4.7.17

Runtuhnya Kerajaan Sulaiman

Runtuhnya Kerajaan Sulaiman

Oleh : KH. Agus Miftach

Assalamu’alaikum War. Wab.
Bismillahirrahmanirrahiem,













“Dan berimanlah kamu kepada apa yang telah Aku turunkan (Al-Qur’an) yang membenarkan apa yang ada padamu (Taurat), dan janganlah kamu menjadi orang yang pertama kafir kepadanya, serta janganlah kamu menukarkan ayat-ayatKu dengan harga yang rendah, dan hanya kepadaKu-lah kamu harus bertaqwa” ; (Al-Baqoroh : 41).
Setelah libur selama satu bulan sejak medio Romadhon hingga laste syawal sekarang ini, maka inilah pengajian pertama kita, yaitu Pengajian ke-66. Seperti tradisi pengajian ini, kita akan melakukan kajian dan pembahasan secara eklektik-multiperspektif dari aspek teologi, antropologi, historiografi dan psikologi untuk menggali hikmah yang setinggi-tingginya dari setiap ayat Al-Qur’an.
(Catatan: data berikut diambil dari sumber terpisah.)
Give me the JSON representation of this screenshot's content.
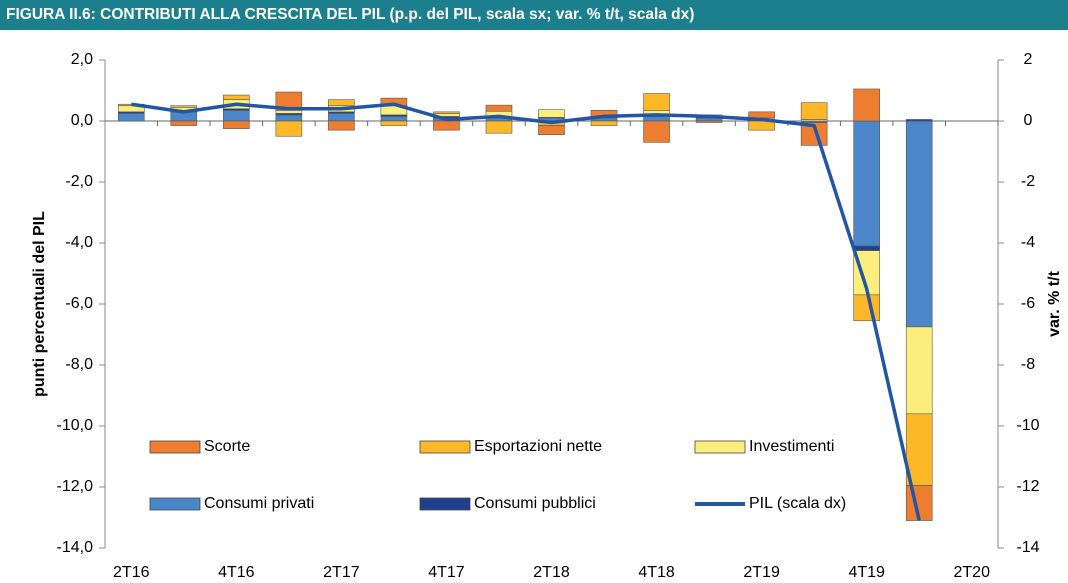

Sekjen Gereja Kristen Indonesia Pdt. Yahya Sunarya, tengah menyampaikan penjelasannya seputar teologi Kristiani dalam majelis Pengajian yang senantiasa dihadiri berbagai kalangan.
Pokok Bahasan.
Dalam ayat tsb diatas terdapat empat perintah Allah kepada Bani Israil, yaitu :
Agar Bani Israil (Kaum Yahudi) beriman kepada Al-Qur’an yang diwahyukan Allah kepada Rasul terakhir Muhammad SAW yang diutus kepada semua ummat manusia.
Agar mereka tidak tergesa-gesa menyangkal dan menjadi orang pertama yang mengingkari Al-Qur’an, karena sesungguhnya mereka telah mengetahui kebenaran Al-Qur’an sebagaimana tersirat dalam Taurat, dan seharusnya mereka menjadi kaum yang pertama beriman kepada Al-Qur’an.
Agar mereka tidak berpaling dari Al-Qur’an, hanya karena mengejar keuntungan duniawi seperti harta dan pangkat yang kecil artinya jika dibandingkan dengan ridho Allah dan kebahagiaan akhirat. Bahkan dengan demikian mereka telah menggali azab dunia dan akhirat.
Agar mereka semata-mata beriman dan bertaqwa kepada Allah dan mengutamakan keridhoan Allah SWT dan kebahagiaan akhirat.
Ulasan
Asbabunnuzul ayat tsb diatas berkaitan dengan sikap orang-orang Yahudi Madinah yang mendustakan Rasulullah SAW. Menurut Tafsir Jalalain sikap itu kemudian diperkuat dengan sikap Kaum Yahudi dari Bani Quraizah dan Bani Nadzir yang merupakan dua suku Yahudi yang besar yang pada akhirnya mempengaruhi sikap sebagian besar Bani Israil di Madinah.
Tentang “yang pertama ingkar” terhadap Al-Qur’an Tafsir Ibnu Katsir menerangkan memang bukan dilakukan oleh Yahudi Madinah, melainkan Quraisy Mekah.
Terhadap Bani Israil sesungguhnya ayat tsb mengandung harapan akan keimanan mereka, berkaitan dengan pertalian yang ada dalam ajaran Al-Qur’an dan ajaran Taurat terutama tentang ketauhidan. Tetapi sifat-sifat etnosentrisme budaya yang berlebihan membawa Yahudi kepada sikap Chauvinsme yang hanya mengakui nilai-nilai kebenaran dari keyakinannya sendiri dan menolak semua nilai kebenaran diluar system nilai dan system social yang mereka yakini, yaitu agama Yahudi yang disinyalir banyak mengandung penyimpangan-penyimpangan dari ajaran tauhid Musa a.s. yang sebenarnya.
Ayat tsb diatas bahkan mengisyaratkan domain sifat-sifat materialism Kaum Yahudi yang lebih mementingkan aspek-aspek dhahiriah/inderawi yang semu dan fana daripada aspek-aspek ukhrowiah yang hakiki dan abadi. Hal itu tidak saja dijumpai dalam masa Madinah, tetapi memang terbukti sepanjang sejarah Bani Israil yang panjang sejak Abraham atau Ibrahim bin Tarih a.s. dari Aur-Khaldan hingga David Ben Gurion dan negara Israel modern masa sekarang.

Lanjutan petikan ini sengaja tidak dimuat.